As the U.S. commentariat worked through the fine print of an austerity bill to slice some $2.4 trillion from the U.S. deficit over 10 years, more fury still — much of it directed at Obama and the Democrats for what one New York Times columnist called “an abject surrender” to the unbending hawks of the Republican Tea Party movement.

With Republicans preening and Democrats aghast, the rhetoric on Capitol Hill was approaching viral. House Minority Leader Nancy Pelosi, who on Sunday said hinted the devil would be in the details, declared the package a “Satan sandwich with a side of Satan fries.” But she ate it anyway, voting for the bill because there were no other viable options.

New York Rep. Charles Rangel was among more than 90 House Democrats to vote no, citing the total absence of any language likely to improve the tepid U.S. employment picture.

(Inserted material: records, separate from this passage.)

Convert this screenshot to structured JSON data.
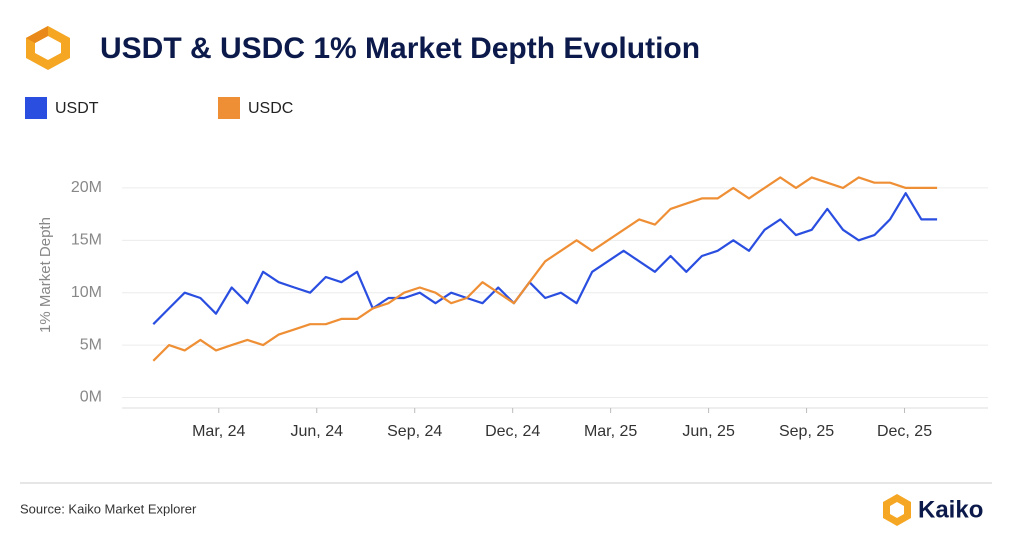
{
  "header": {
    "title": "USDT & USDC 1% Market Depth Evolution"
  },
  "chart_data": {
    "type": "line",
    "y_label": "1% Market Depth",
    "x": [
      2024.0,
      2024.04,
      2024.08,
      2024.12,
      2024.16,
      2024.2,
      2024.24,
      2024.28,
      2024.32,
      2024.36,
      2024.4,
      2024.44,
      2024.48,
      2024.52,
      2024.56,
      2024.6,
      2024.64,
      2024.68,
      2024.72,
      2024.76,
      2024.8,
      2024.84,
      2024.88,
      2024.92,
      2024.96,
      2025.0,
      2025.04,
      2025.08,
      2025.12,
      2025.16,
      2025.2,
      2025.24,
      2025.28,
      2025.32,
      2025.36,
      2025.4,
      2025.44,
      2025.48,
      2025.52,
      2025.56,
      2025.6,
      2025.64,
      2025.68,
      2025.72,
      2025.76,
      2025.8,
      2025.84,
      2025.88,
      2025.92,
      2025.96,
      2026.0
    ],
    "series": [
      {
        "name": "USDT",
        "color": "#2a4ee0",
        "values": [
          7,
          8.5,
          10,
          9.5,
          8,
          10.5,
          9,
          12,
          11,
          10.5,
          10,
          11.5,
          11,
          12,
          8.5,
          9.5,
          9.5,
          10,
          9,
          10,
          9.5,
          9,
          10.5,
          9,
          11,
          9.5,
          10,
          9,
          12,
          13,
          14,
          13,
          12,
          13.5,
          12,
          13.5,
          14,
          15,
          14,
          16,
          17,
          15.5,
          16,
          18,
          16,
          15,
          15.5,
          17,
          19.5,
          17,
          17
        ]
      },
      {
        "name": "USDC",
        "color": "#ef8f35",
        "values": [
          3.5,
          5,
          4.5,
          5.5,
          4.5,
          5,
          5.5,
          5,
          6,
          6.5,
          7,
          7,
          7.5,
          7.5,
          8.5,
          9,
          10,
          10.5,
          10,
          9,
          9.5,
          11,
          10,
          9,
          11,
          13,
          14,
          15,
          14,
          15,
          16,
          17,
          16.5,
          18,
          18.5,
          19,
          19,
          20,
          19,
          20,
          21,
          20,
          21,
          20.5,
          20,
          21,
          20.5,
          20.5,
          20,
          20,
          20
        ]
      }
    ],
    "xlim": [
      2023.92,
      2026.13
    ],
    "xticks": [
      {
        "value": 2024.167,
        "label": "Mar, 24"
      },
      {
        "value": 2024.417,
        "label": "Jun, 24"
      },
      {
        "value": 2024.667,
        "label": "Sep, 24"
      },
      {
        "value": 2024.917,
        "label": "Dec, 24"
      },
      {
        "value": 2025.167,
        "label": "Mar, 25"
      },
      {
        "value": 2025.417,
        "label": "Jun, 25"
      },
      {
        "value": 2025.667,
        "label": "Sep, 25"
      },
      {
        "value": 2025.917,
        "label": "Dec, 25"
      }
    ],
    "ylim": [
      -1,
      24
    ],
    "yticks": [
      {
        "value": 0,
        "label": "0M"
      },
      {
        "value": 5,
        "label": "5M"
      },
      {
        "value": 10,
        "label": "10M"
      },
      {
        "value": 15,
        "label": "15M"
      },
      {
        "value": 20,
        "label": "20M"
      }
    ],
    "grid": true
  },
  "footer": {
    "source": "Source: Kaiko Market Explorer",
    "brand": "Kaiko"
  }
}
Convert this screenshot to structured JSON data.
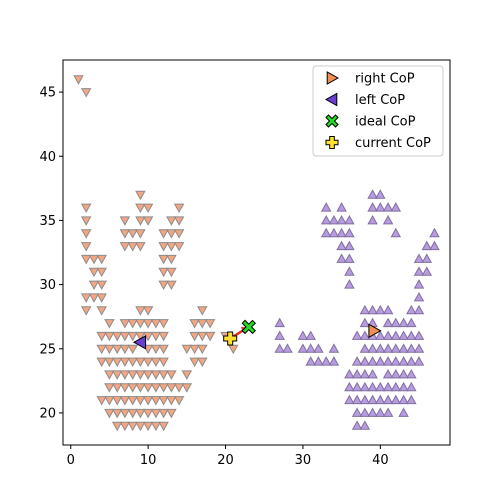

“If the Republicans would have had to hold the President hostage, I wish they would have held him hostage on the things my constituents wake up every morning thinking — how can I get a job, how can I get back my dignity?”

But Monday’s House vote also forced the hands of a dozens of Tea Party-aligned conservatives, who stepped up to help pass the compromise bill, opening themselves up to primary challenges from ultra-conservatives in their home districts. The threat of primary challenge, first delivered in a thinly veiled Facebook posting last week by former Alaska governor Sarah Palin, was a constant throughout each act of this agonizing bout of political theatre.

It is difficult to envision what this leaves Obama to celebrate on Thursday, when he turns 50. The ever-changing White House bottom line — which began with insistence that America’s wealthiest pay their part in the austerity to come — ended with Team Obama not having to worry about the debt ceiling issue until after the 2012 presidential election.

Yet it is abundantly clear the budget brinksmanship will erupt anew at least twice before the year is done — at the end of September, when a continuing resolution to fund the government is due to expire, and again, later in the fall, when the bipartisan debt commission created by this bill is due to produce recommendations on what precisely this plan will actually cut.

This is merely an intermission. Enjoy it while you can.